Under the conditions of this study dibismuth trisulfide did not cause toxic changes and did not influence the reproductive performance (gonad function, mating behavior, conception, pregnancy, parturition) in parental male and female Hsd.Brl.Han: Wistar rats or development of the F1 offspring from conception to day 4 post-partum after repeated dose oral administration at 1000, 300 or 100 mg/kg bw/day. Based on these

observations the No Observed Effect Levels (NOEL) were determined as follows:

NOEL for male rats: 1000 mg/kg bw/day

NOEL for female rats: 1000 mg/kg bw/day

NOEL for reproductive performance of the male rats: 1000 mg/kg bw/day

NOEL for reproductive performance of the female rats: 1000 mg/kg bw/day

NOEL for F1 Offspring: 1000 mg/kg bw/day

The result of the OECD 421 Reproduction/Developmental Toxicity Screening Test shows that the test substance is not toxic after repeated application at the limit dose concentration and supports the findings in a subacute study with dibismuth trisulfide and in a 14 day range study.

 

Conclusion

Summing up the repeated toxicity studies the endpoint for repeated dose toxicity is covered and no further testing is required especially as no effects at all were noted up to the limit dose in all tests at hand.

Justification for selection of repeated dose toxicity via oral route - systemic effects endpoint:
No study with dibismuth trisulphide is available. Since bismuth and dibismuth trisulfide are both almost insoluble inorganic compounds and exhibit comparable properties the most reliable study from bismuth were used for read-across. This value is also supported by an OECD 421 study with dibismuth trisulfide (see reproduction toxicity).

Justification for selection of repeated dose toxicity inhalation - systemic effects endpoint:
In accordance with column 2 of REACH Regulation EC (No) 1907/2006 Annex IX, section 8.6, the test repeated dose toxicity after inhalation does not need to be conducted as a repeated dose toxicity study for oral application is available.
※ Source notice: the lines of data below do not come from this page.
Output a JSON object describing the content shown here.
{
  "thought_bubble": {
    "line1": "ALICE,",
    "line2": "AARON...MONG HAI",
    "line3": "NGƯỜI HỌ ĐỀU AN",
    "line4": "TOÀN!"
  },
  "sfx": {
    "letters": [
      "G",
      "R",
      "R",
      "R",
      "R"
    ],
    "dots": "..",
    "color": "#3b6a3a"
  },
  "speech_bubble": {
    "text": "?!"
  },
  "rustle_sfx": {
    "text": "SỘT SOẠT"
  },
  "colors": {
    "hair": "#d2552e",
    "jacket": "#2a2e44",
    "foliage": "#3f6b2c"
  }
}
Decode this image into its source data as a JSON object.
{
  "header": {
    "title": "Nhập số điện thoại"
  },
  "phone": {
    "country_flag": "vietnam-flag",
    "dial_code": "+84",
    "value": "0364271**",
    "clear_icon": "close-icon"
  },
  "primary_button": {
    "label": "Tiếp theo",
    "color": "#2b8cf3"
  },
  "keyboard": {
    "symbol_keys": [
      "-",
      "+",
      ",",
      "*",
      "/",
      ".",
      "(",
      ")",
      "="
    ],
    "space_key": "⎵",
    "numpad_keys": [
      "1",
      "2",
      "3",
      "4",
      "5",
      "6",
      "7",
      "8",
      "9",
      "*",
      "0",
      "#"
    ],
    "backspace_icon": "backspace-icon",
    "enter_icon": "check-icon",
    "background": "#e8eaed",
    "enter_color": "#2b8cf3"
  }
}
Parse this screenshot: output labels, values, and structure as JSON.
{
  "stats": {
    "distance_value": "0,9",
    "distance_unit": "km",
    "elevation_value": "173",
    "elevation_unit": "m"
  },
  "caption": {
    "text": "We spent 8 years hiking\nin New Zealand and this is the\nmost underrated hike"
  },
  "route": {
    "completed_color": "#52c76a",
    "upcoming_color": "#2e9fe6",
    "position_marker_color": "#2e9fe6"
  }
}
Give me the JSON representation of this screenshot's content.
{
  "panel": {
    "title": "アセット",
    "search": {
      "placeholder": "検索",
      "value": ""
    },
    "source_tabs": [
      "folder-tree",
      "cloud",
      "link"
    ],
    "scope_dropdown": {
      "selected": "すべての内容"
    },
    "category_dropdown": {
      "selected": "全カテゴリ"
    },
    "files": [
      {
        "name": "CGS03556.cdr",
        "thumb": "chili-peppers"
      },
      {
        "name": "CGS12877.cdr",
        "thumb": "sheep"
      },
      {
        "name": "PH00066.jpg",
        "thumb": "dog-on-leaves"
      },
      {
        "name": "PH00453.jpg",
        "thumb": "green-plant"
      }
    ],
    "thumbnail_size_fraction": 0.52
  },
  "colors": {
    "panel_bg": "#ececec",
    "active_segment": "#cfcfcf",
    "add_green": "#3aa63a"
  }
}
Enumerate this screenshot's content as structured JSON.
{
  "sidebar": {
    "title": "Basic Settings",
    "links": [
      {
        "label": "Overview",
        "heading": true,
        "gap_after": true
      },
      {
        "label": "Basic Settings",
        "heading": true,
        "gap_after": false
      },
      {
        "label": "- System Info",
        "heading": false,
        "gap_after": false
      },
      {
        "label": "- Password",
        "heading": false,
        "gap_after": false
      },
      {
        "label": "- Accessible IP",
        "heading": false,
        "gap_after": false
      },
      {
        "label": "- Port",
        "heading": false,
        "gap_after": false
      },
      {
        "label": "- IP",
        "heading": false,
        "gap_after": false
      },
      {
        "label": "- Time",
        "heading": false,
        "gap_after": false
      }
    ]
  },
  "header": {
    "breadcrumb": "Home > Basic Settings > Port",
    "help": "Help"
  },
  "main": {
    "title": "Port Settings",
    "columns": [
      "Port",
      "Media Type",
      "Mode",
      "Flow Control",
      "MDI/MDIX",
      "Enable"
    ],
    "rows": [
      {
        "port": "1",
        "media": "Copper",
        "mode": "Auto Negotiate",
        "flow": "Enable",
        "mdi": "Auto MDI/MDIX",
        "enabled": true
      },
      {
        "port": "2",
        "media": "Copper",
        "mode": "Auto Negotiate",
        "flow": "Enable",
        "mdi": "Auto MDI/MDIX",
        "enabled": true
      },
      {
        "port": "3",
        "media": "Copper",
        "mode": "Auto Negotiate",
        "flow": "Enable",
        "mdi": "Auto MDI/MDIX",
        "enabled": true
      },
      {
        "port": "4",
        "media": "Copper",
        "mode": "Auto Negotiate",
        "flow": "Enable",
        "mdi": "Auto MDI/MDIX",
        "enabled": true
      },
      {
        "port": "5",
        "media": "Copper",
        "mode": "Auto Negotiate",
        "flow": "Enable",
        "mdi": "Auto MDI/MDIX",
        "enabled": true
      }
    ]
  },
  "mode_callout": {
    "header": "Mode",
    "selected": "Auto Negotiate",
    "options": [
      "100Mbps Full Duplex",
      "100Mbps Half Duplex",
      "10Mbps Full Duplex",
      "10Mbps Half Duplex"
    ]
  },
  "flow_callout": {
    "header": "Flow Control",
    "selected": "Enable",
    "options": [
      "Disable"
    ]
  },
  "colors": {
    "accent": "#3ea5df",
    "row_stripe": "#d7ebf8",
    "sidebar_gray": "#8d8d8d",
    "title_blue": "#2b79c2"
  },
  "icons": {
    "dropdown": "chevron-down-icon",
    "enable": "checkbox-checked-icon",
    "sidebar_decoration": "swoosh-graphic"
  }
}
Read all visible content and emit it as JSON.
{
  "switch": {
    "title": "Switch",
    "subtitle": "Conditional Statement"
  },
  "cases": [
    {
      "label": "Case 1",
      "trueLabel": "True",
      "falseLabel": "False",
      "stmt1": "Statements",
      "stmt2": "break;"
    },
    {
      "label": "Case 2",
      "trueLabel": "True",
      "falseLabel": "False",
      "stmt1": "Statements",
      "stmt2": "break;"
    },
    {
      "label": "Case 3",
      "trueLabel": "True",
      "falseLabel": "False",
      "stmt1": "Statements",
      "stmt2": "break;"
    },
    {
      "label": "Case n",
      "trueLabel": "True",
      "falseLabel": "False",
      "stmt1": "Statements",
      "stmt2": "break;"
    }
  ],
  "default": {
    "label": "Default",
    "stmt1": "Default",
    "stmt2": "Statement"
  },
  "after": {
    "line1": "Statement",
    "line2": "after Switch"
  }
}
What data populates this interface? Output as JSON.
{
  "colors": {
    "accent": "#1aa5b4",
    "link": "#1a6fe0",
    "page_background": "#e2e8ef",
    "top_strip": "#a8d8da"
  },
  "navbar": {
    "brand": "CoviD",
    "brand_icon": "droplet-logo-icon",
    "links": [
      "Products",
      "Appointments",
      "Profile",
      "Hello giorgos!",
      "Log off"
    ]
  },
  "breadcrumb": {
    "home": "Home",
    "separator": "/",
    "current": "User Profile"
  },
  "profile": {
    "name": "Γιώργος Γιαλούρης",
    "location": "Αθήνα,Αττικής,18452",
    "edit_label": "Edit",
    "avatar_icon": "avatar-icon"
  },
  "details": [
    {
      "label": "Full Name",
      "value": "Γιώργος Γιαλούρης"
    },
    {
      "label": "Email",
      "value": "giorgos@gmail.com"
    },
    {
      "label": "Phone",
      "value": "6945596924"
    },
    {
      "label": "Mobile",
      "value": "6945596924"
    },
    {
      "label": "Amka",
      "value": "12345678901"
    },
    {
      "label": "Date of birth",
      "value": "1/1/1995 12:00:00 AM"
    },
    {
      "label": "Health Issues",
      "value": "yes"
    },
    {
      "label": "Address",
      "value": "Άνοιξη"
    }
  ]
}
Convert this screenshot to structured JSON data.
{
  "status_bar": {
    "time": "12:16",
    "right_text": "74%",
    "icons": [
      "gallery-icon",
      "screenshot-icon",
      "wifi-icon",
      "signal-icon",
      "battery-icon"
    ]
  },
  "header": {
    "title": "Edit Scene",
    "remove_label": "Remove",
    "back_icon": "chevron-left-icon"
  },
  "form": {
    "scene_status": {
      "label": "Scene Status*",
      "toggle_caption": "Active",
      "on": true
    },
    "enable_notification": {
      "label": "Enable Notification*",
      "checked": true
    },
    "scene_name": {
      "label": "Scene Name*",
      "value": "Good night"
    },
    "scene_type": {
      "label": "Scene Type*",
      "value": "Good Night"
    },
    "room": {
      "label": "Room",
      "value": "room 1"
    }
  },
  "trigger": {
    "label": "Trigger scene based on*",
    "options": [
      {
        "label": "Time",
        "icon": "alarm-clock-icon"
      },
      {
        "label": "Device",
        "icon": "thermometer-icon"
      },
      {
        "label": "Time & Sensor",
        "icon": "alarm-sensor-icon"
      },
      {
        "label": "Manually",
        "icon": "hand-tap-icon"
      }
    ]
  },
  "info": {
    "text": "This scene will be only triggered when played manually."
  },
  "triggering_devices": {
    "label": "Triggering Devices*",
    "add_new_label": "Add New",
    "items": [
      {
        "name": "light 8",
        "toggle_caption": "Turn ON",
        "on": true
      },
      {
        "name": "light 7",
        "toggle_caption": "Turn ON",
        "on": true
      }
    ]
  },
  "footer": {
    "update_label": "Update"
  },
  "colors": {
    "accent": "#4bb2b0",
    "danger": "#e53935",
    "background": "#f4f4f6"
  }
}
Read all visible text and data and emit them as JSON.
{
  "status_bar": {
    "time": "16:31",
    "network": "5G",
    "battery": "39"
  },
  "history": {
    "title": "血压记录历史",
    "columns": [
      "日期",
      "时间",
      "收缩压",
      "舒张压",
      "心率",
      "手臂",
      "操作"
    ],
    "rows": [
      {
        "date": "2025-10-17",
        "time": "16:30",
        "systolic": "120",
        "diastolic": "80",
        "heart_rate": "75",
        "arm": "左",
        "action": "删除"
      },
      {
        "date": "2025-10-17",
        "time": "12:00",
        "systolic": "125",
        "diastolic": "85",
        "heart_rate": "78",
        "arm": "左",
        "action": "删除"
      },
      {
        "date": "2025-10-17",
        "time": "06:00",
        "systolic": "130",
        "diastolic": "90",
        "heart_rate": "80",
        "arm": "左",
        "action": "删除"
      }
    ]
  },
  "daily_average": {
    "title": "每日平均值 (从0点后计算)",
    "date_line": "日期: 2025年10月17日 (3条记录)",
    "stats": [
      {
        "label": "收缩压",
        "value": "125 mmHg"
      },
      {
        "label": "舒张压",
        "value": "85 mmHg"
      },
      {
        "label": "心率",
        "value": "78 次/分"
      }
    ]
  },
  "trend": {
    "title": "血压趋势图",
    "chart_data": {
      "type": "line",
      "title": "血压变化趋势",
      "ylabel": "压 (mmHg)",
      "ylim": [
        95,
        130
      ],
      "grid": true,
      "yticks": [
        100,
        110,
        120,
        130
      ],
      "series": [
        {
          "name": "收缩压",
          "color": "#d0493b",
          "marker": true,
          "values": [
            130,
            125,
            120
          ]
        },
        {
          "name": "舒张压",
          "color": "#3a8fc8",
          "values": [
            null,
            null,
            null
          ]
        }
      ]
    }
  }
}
Justification for selection of repeated dose toxicity inhalation - local effects endpoint:
In accordance with column 2 of REACH Regulation EC (No) 1907/2006 Annex IX, section 8.6, the test repeated dose toxicity after inhalation does not need to be conducted as a repeated dose toxicity study for oral application is available.

Justification for selection of repeated dose toxicity dermal - systemic effects endpoint:
In accordance with column 2 of REACH Regulation EC (No) 1907/2006 Annex IX, section 8.6, the test repeated dose toxicity after dermal application does not need to be conducted as repeated dose toxicity studies for oral application are available.

Justification for selection of repeated dose toxicity dermal - local effects endpoint:
In accordance with column 2 of REACH Regulation EC (No) 1907/2006 Annex IX, section 8.6, the test repeated dose toxicity after dermal application does not need to be conducted as repeated dose toxicity studies for oral application are available. In addition, acute tests give us indication at all that the test substance might cause local effects at dermal contact.

Justification for classification or non-classification

According to the results of a repeated oral dose toxicity study, no classification and labelling is required according to Regulation No (EC) 1272/2008 (CLP) or Directive 67/548/EEC (DSD) criteria.